As anarchists burned down a Christmas tree in Exarchia in protest, opposition media carried reports of riot police being caught on camera cradling MR-35 punch guns. The impact from the weapon, which fires 35mm rubber balls, is said to be “non-lethal” but tantamount to a punch by former world heavyweight champion Mike Tyson.

In an act of solidarity with squatters, anarchists in Berlin occupied the diplomatic mission housing the Greek consulate in Berlin. The public outcry shows no signs of abating.

With Syriza MPs vowing to step up criticism of the current government’s public order minister, Michalis Chrysochoidis, once parliament reconvenes, the leftists have criticised New Democracy for pandering increasingly to its conservative base.

Despite heading the party’s liberal faction, Mitsotakis has also taken a tough stance on migration, bolstering border controls and announcing the creation of “closed” pre-deportation camps that refugee and human rights groups fear could easily become prisons.

Tsipras, who had previously kept a low-key line in opposition, has ratcheted up the pressure in accusing authorities of acting as if they were in “an occupied country”.

“The display of police violence is aimed at supporting barbaric politics and at repressing the reactions that it generates,” he tweeted.

Syriza groups describe the heavy-handed tactics as not only “unforgivable” but counter-productive in a society that even today bears the scars of a bloody civil war that raged between 1946-49, pitting the left against the right.

Reports have also surfaced of students being strip-searched at the behest of police.

In a now notorious incident, a first-year student, picked up by police as he waited at a bus stop in Athens, was taunted for hours by officers after being ordered to strip down to his underwear and socks.

A 19-year-old female student recounted how, unprovoked, she, too, had been set upon by police after attending a march to commemorate the 17 November student uprising at the Athens Polytechnic in 1973 that led to the junta’s collapse almost a year later.

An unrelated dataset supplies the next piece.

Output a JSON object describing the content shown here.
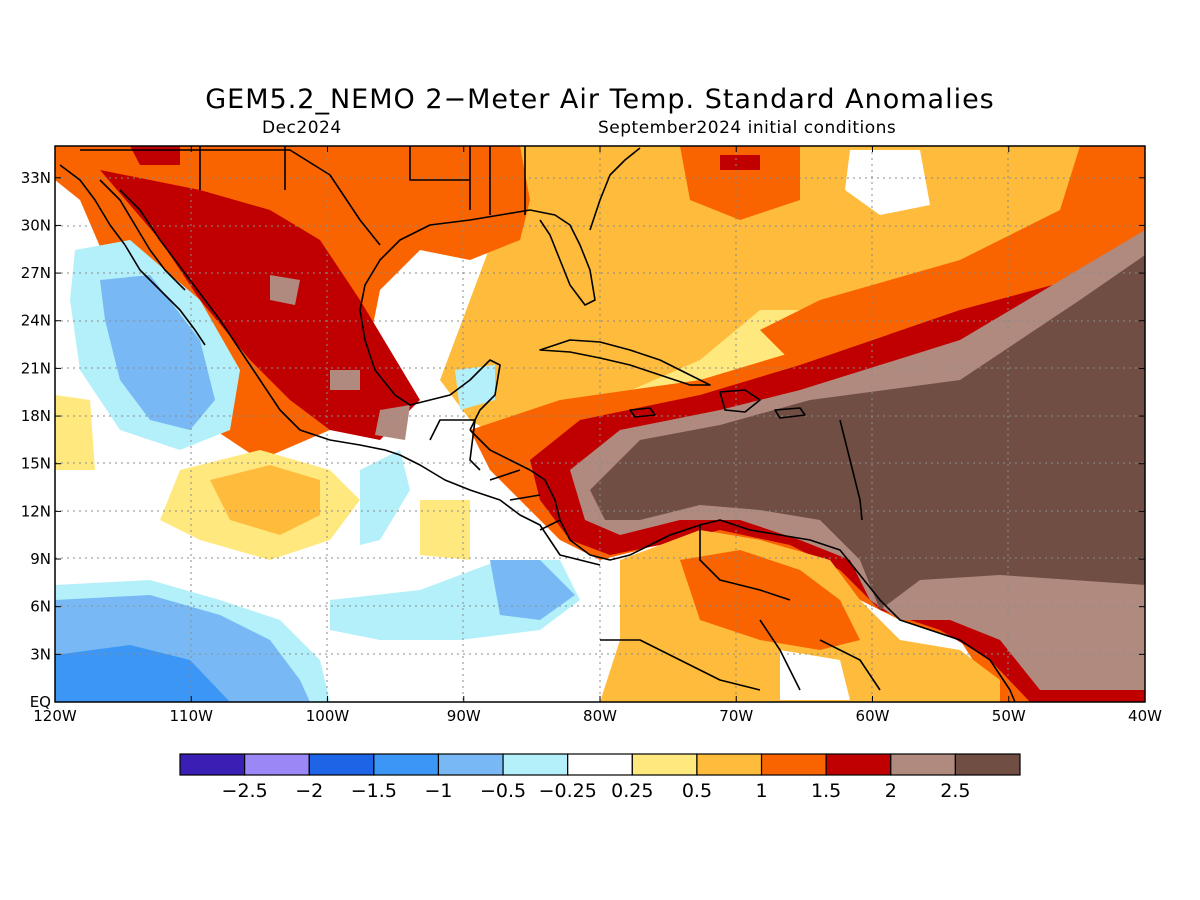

The teenager, who has suffered serious arm injuries, described how she and dozens of others were taken to an underground car park on Bouboulinas, the street where leftists were routinely tortured during the military junta, and handcuffed on bended knee. The girl, one of 32 rounded up and arrested, told Greek media: “I thought I was going to die.”

The following day when the arraigned protesters were hauled before the courts, journalists described scenes of mayhem after a unit of riot police began beating assembled friends and relatives indiscriminately.

Yiota Tessi, a journalist with Efimerida ton Syntakton, one of the few opposition papers that has reported the abuses, said club-wielding police – for no apparent reason – suddenly began beating the crowd, including press gathered at the scene.

“In all my years of court reporting I haven’t seen anything like it. One policeman said ‘if someone spits at me, I won’t spit at him, I will hit him wherever I can, maybe even on the head,’” she recalled.

“What we are seeing is very disturbing because violence begets violence ... and if it goes on like this it will evoke our dark past and nobody knows what that will bring.”

In response to the claims the government has taken the unprecedented step of setting up a commission headed by a professor of constitutional law, Nikos Alivizatos, who is widely respected on the left.

But it is far from assured that the step will succeed in calming emotions. In a letter penned to Chrysochoidis after the Koukaki raid last week, Alivizatos warned that the commission could not be seen to be “an alibi ... for the unacceptable behaviour of police”.